Bama’s dress rehearsal of sorts begins Friday, when it will face the pressure and expectations of being the No. 1 seed in Nashville without the do-or-die scenario that will greet the Tide next week when the real tournament begins.

And that’s precisely when Oats will hope that his super impressive slew of freshmen led by Miller don’t play like freshmen experiencing the highly anxious moments of the NCAA Tournament for the 1st time, which they will be.

He’ll hope that the old adage proves true about freshmen not really being freshmen anymore this late in the season, whether it’s football, basketball or any sport.

He’ll hope that his veterans — like the resilient and resourceful Quinerly, who ended up playing in 29 games with reduced minutes despite that awful knee injury and won the SEC Co-Sixth Man of the Year award, and like junior guard Mark Sears, who averaged a hair over 13 points per contest and was an iron man at over 30 minutes per game while playing in all 31 of them — can show his freshmen the way like they did so well during the regular season.

And you can throw in sophomore center Charles Bediako into that “veteran mix,” with the 7-foot rim protector averaging 2 blocks per game to go with his 6 points and 6 rebounds while playing in all 31 games. Bediako has been a quintessential “glue guy” for Oats, and quality glue guys are usually the ones who elevate great teams like this Alabama squad into national championship teams.

They are indispensable, especially when 2 of your top 3 leading scorers are freshmen and your top 2 rebounders are freshmen, too.

They are also vital when your program has tasted a measure of success during its history but never the ultimate success.

Because staring down elimination on a neutral floor amid the anxiety of March is quite different than a January home tilt against, say, Ole Miss. Even this weekend’s SEC Tournament will feel different for Miller and Co. as they try to win the program’s 2nd conference tourney title in 3 years.

For an Alabama basketball team like none that Tuscaloosa has ever experienced, the regular season was challenging in a million ways, and that’s probably good for Oats because March — and if he’s lucky, early April — will be 1,000 times more daunting.
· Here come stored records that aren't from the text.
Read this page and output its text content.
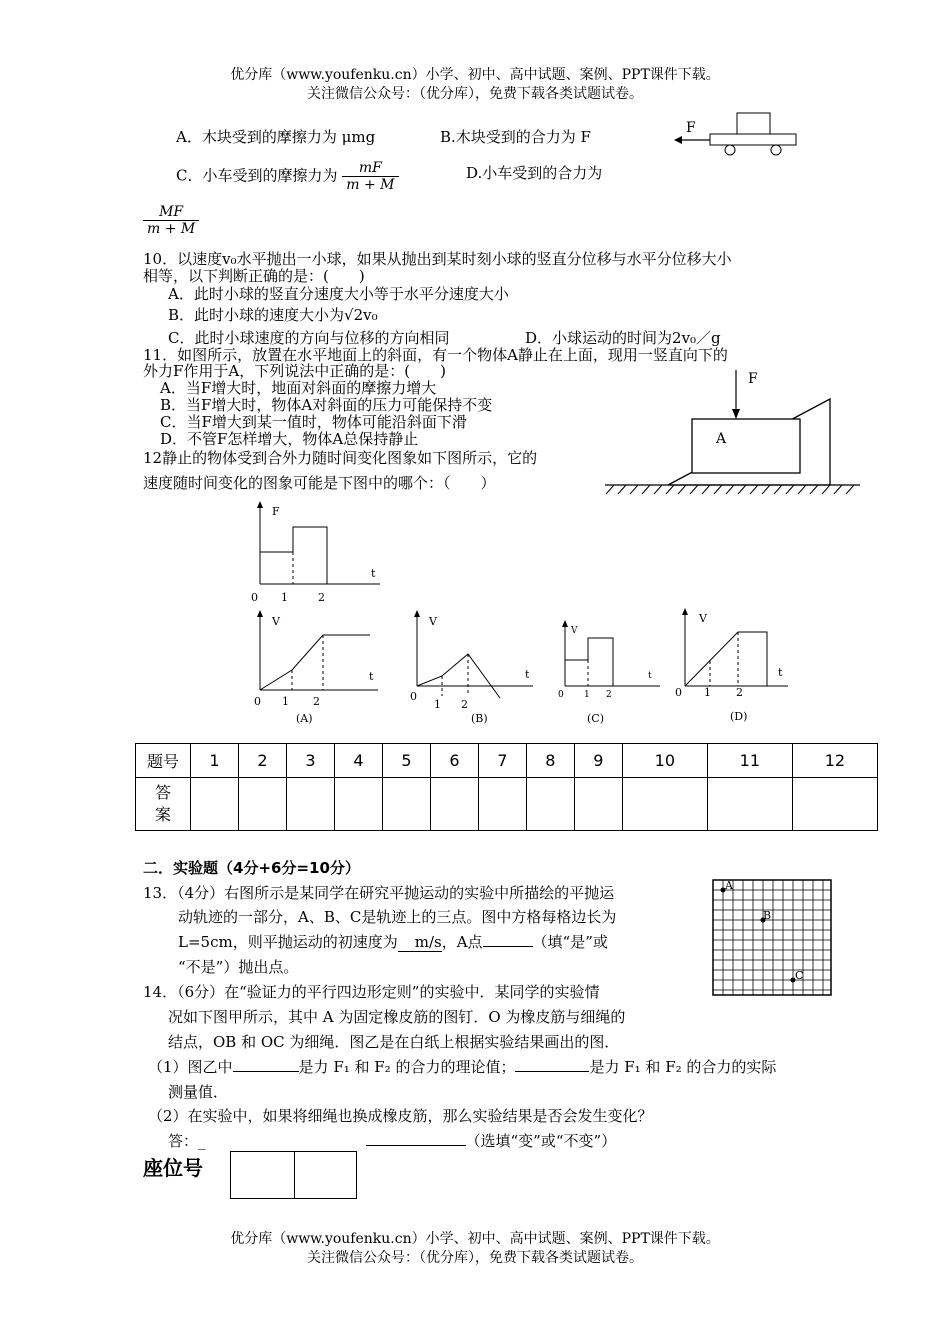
优分库（www.youfenku.cn）小学、初中、高中试题、案例、PPT课件下载。
关注微信公众号：（优分库），免费下载各类试题试卷。
A．木块受到的摩擦力为 μmg	B.木块受到的合力为 F
C．小车受到的摩擦力为 $\frac{mF}{m + M}$	D.小车受到的合力为
$\frac{MF}{m + M}$
F
10．以速度v₀水平抛出一小球，如果从抛出到某时刻小球的竖直分位移与水平分位移大小
相等，以下判断正确的是：(　　)
A．此时小球的竖直分速度大小等于水平分速度大小
B．此时小球的速度大小为√2v₀
C．此时小球速度的方向与位移的方向相同	D．小球运动的时间为2v₀／g
11．如图所示，放置在水平地面上的斜面，有一个物体A静止在上面，现用一竖直向下的
外力F作用于A，下列说法中正确的是：(　　)
A．当F增大时，地面对斜面的摩擦力增大
B．当F增大时，物体A对斜面的压力可能保持不变
C．当F增大到某一值时，物体可能沿斜面下滑
D．不管F怎样增大，物体A总保持静止
F
A
12静止的物体受到合外力随时间变化图象如下图所示，它的
速度随时间变化的图象可能是下图中的哪个：（　　）
F
t
0 1	2
V
t
0 1 2
(A)
V
t
0
1 2
(B)
V
t
0 1 2
(C)
V
t
0 1 2
(D)
题号	1	2	3	4	5	6	7	8	9	10	11	12
答案												
二．实验题（4分+6分=10分）
13．（4分）右图所示是某同学在研究平抛运动的实验中所描绘的平抛运
动轨迹的一部分，A、B、C是轨迹上的三点。图中方格每格边长为
L=5cm，则平抛运动的初速度为 m/s，A点	（填“是”或
“不是”）抛出点。
A
B
C
14．（6分）在“验证力的平行四边形定则”的实验中．某同学的实验情
况如下图甲所示，其中 A 为固定橡皮筋的图钉．O 为橡皮筋与细绳的
结点，OB 和 OC 为细绳．图乙是在白纸上根据实验结果画出的图．
（1）图乙中	是力 F₁ 和 F₂ 的合力的理论值；	是力 F₁ 和 F₂ 的合力的实际
测量值．
（2）在实验中，如果将细绳也换成橡皮筋，那么实验结果是否会发生变化？
答：_	（选填“变”或“不变”）
座位号
优分库（www.youfenku.cn）小学、初中、高中试题、案例、PPT课件下载。
关注微信公众号：（优分库），免费下载各类试题试卷。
There will very likely be a No. 1 seed next to his team’s name — 1 this weekend and 1 starting next week — and the kind of super-sized target on his team’s back usually reserved for … the Alabama football team from September through January. But this time, during the backward Alabama sports season of 2022-23, it is the men’s basketball program that’s trying to bring a championship back to T-Town.

Sure, you can go ahead and already call this team the best in Bama basketball history. That’s all well and good.

But the next few frantic weeks will tell us if we can forever call this Crimson Tide team champions.

It will be ridiculously riveting theater.

It will be nuts and nerve-racking.

It will be total madness.

It’ll be March Madness at Alabama, this time in its truest, coolest form.